Can I pay an electrician to change my FPL service wires or cables?

No. Electricians are not allowed to work on FPL lines from the pole or transformer to your house.

Why would FPL crews pass my house without repairing anything?

If you see an FPL crew passing but not stopping, it may be because work must be performed at a nearby location before electric service can be restored to your home.

How does FPL provide for people with special medical problems, such as those on life-sustaining medical equipment?

Any customer who has continuously operating, electric-powered medical equipment necessary to sustain life or prevent serious medical complications may participate in FPL's Medical Essential Service Program (MESP). Please know that the program does not guarantee uninterrupted service, and it does not exempt customers from payment of their electric bills. MESP customers are responsible for having backup power supply and a plan in the event of power outages.

How can I protect my electronic equipment from being damaged?

Read our guide to understanding power outages, troubleshooting issues, protecting your appliances and more.

If my UPS (battery backup) beeps, does that mean that I have a power problem?

Not necessarily. The voltage that flows through electrical lines fluctuates slightly on a normal basis.
Some UPS products have a fluctuation threshold of five volts, meaning that the UPS will go into battery mode in response to a minor voltage fluctuation of six volts.

If your UPS activates unnecessarily, try these steps:

  • Reference your UPS owner's manual or contact the manufacturer about how to change the threshold to eight volts.
  • Check the battery for expiration. UPS batteries have an average lifespan of two years.

If your UPS beeps and you’re experiencing dimming or brightening of lights, please call FPL at 1-800-4OUTAGE (1-800-468-8243) or report the problem online at www.FPL.com/outage.

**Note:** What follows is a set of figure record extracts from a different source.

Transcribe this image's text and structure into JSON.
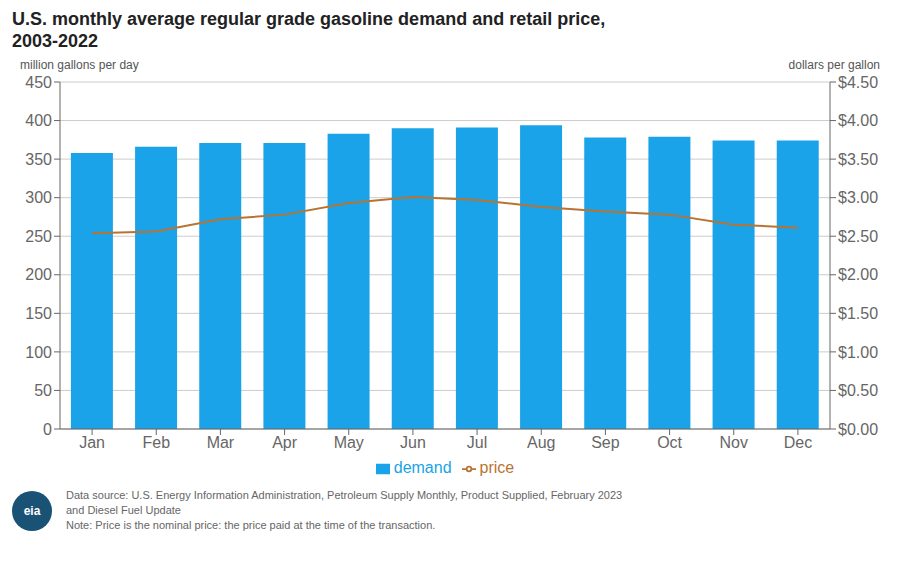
{
  "chart_data": {
    "type": "bar",
    "title": "U.S. monthly average regular grade gasoline demand and retail price,",
    "subtitle": "2003-2022",
    "y_label": "million gallons per day",
    "y2_label": "dollars per gallon",
    "categories": [
      "Jan",
      "Feb",
      "Mar",
      "Apr",
      "May",
      "Jun",
      "Jul",
      "Aug",
      "Sep",
      "Oct",
      "Nov",
      "Dec"
    ],
    "series": [
      {
        "name": "demand",
        "type": "bar",
        "color": "#1aa3e8",
        "values": [
          358,
          366,
          371,
          371,
          383,
          390,
          391,
          394,
          378,
          379,
          374,
          374
        ]
      },
      {
        "name": "price",
        "type": "line",
        "color": "#b87333",
        "axis": "y2",
        "values": [
          2.54,
          2.56,
          2.72,
          2.78,
          2.93,
          3.01,
          2.97,
          2.88,
          2.82,
          2.78,
          2.65,
          2.61
        ]
      }
    ],
    "ylim": [
      0,
      450
    ],
    "yticks": [
      0,
      50,
      100,
      150,
      200,
      250,
      300,
      350,
      400,
      450
    ],
    "y2lim": [
      0,
      4.5
    ],
    "y2ticks": [
      {
        "value": 0.0,
        "label": "$0.00"
      },
      {
        "value": 0.5,
        "label": "$0.50"
      },
      {
        "value": 1.0,
        "label": "$1.00"
      },
      {
        "value": 1.5,
        "label": "$1.50"
      },
      {
        "value": 2.0,
        "label": "$2.00"
      },
      {
        "value": 2.5,
        "label": "$2.50"
      },
      {
        "value": 3.0,
        "label": "$3.00"
      },
      {
        "value": 3.5,
        "label": "$3.50"
      },
      {
        "value": 4.0,
        "label": "$4.00"
      },
      {
        "value": 4.5,
        "label": "$4.50"
      }
    ],
    "grid": true,
    "legend": "bottom",
    "annotations": [
      "eia",
      "Data source: U.S. Energy Information Administration, Petroleum Supply Monthly, Product Supplied, February 2023",
      "and Diesel Fuel Update",
      "Note: Price is the nominal price: the price paid at the time of the transaction."
    ]
  }
}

What is a power quality disturbance?

A power quality disturbance is any change in the electricity reaching your home that interferes with normal operation of electrical equipment. Unprotected computers and other sensitive electronic equipment are susceptible to damage from power quality disturbances.

Shouldn't I expect FPL to provide me with interruption-proof power?

FPL understands that any power disturbance is an inconvenience. That’s why we continually invest in strengthening our infrastructure, use smart technology to prevent outages, and proactively clear vegetation from power lines. Despite our best efforts, no utility can ever be completely interruption-proof. Many forces can cause an outage, a flicker or changes in voltage. If you experience an outage or recurring power problems, call FPL at 1-800-4OUTAGE (1-800-468-8243) or report it online at www.FPL.com/outage.